School of Clinical Medicine, Fujian Medical University, Fuzhou, Fujian, China.
Department of Gastroscopy, Fujian Medical University Affiliated First Quanzhou Hospital, Quanzhou, Fujian, China.
Front Immunol. 2024 Jan 26;15:1239496. doi: 10.3389/fimmu.2024.1239496. eCollection 2024.
Angiogenesis response plays a crucial role in the occurrence and development of Crohn's disease (CD) and may involve the mechanism of infliximab non-response. However, the role of angiogenesis-related genes in Crohn's disease has not been comprehensively studied. This study aimed to explore the expression profiles of angiogenesis-related genes in CD patients and construct models for disease diagnosis and prediction of infliximab non-response.
CD-related microarray datasets were collected from the GEO database. Unsupervised consensus clustering analysis was performed based on differentially expressed angiogenesis-related genes to divide CD samples into two distinct clusters. Weighted gene co-expression network analysis (WGCNA) was conducted on the clusters to identify angiogenesis-related module. Based on the differentially expressed genes in the module, machine learning algorithms were employed to further identify hub genes and construct a disease diagnostic model.
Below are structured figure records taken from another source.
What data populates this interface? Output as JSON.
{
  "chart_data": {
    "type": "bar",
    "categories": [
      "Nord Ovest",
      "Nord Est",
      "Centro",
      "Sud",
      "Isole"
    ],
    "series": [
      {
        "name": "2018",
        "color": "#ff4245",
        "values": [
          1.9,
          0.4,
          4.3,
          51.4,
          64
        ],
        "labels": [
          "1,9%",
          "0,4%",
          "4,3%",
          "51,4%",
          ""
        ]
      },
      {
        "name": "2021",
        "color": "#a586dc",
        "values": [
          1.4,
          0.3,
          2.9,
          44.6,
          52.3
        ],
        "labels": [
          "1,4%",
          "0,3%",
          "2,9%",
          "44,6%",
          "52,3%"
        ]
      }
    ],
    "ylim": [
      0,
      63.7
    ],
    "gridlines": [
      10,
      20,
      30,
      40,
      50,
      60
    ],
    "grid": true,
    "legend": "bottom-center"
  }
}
Subsequently, treatment outcome-related genes were extracted from these hub genes, and a predictive model for infliximab non-response in CD patients was ultimately built.
Based on angiogenesis-related genes, we identified two distinct CD clusters (C1 and C2). Compared to C1, the metabolic pathways in C2 were significantly upregulated, and there was a higher abundance of cell clusters such as M1 macrophages and plasma cells. Additionally, C2 showed a poorer response to infliximab. Furthermore, a predictive model for infliximab non-response in CD patients was constructed based on the hub genes, and it was successfully validated using an external dataset.
Comprehensive analysis of angiogenesis-related genes revealed different clusters of CD, which exhibited differential response rates to infliximab. The construction of models provides a reference for disease diagnosis and drug selection, aiding in clinical decision-making.
血管生成反应在克罗恩病(CD)的发生和发展中起着至关重要的作用,可能涉及英夫利昔单抗无应答的机制。然而,血管生成相关基因在 CD 中的作用尚未得到全面研究。本研究旨在探讨 CD 患者中血管生成相关基因的表达谱,并构建疾病诊断和预测英夫利昔单抗无应答的模型。
从 GEO 数据库中收集与 CD 相关的微阵列数据集。基于差异表达的血管生成相关基因进行无监督共识聚类分析,将 CD 样本分为两个不同的簇。对聚类进行加权基因共表达网络分析(WGCNA),以鉴定血管生成相关模块。基于模块中的差异表达基因,采用机器学习算法进一步识别枢纽基因,并构建疾病诊断模型。随后,从这些枢纽基因中提取与治疗结果相关的基因,并最终构建预测 CD 患者英夫利昔单抗无应答的模型。
基于血管生成相关基因,我们鉴定了两个不同的 CD 簇(C1 和 C2)。与 C1 相比,C2 的代谢途径显著上调,并且存在更多的细胞簇,如 M1 巨噬细胞和浆细胞。此外,C2 对英夫利昔单抗的反应较差。此外,基于枢纽基因构建了预测 CD 患者英夫利昔单抗无应答的模型,并使用外部数据集成功验证。
对血管生成相关基因的综合分析揭示了不同的 CD 簇,它们对英夫利昔单抗的反应率存在差异。模型的构建为疾病诊断和药物选择提供了参考,有助于临床决策。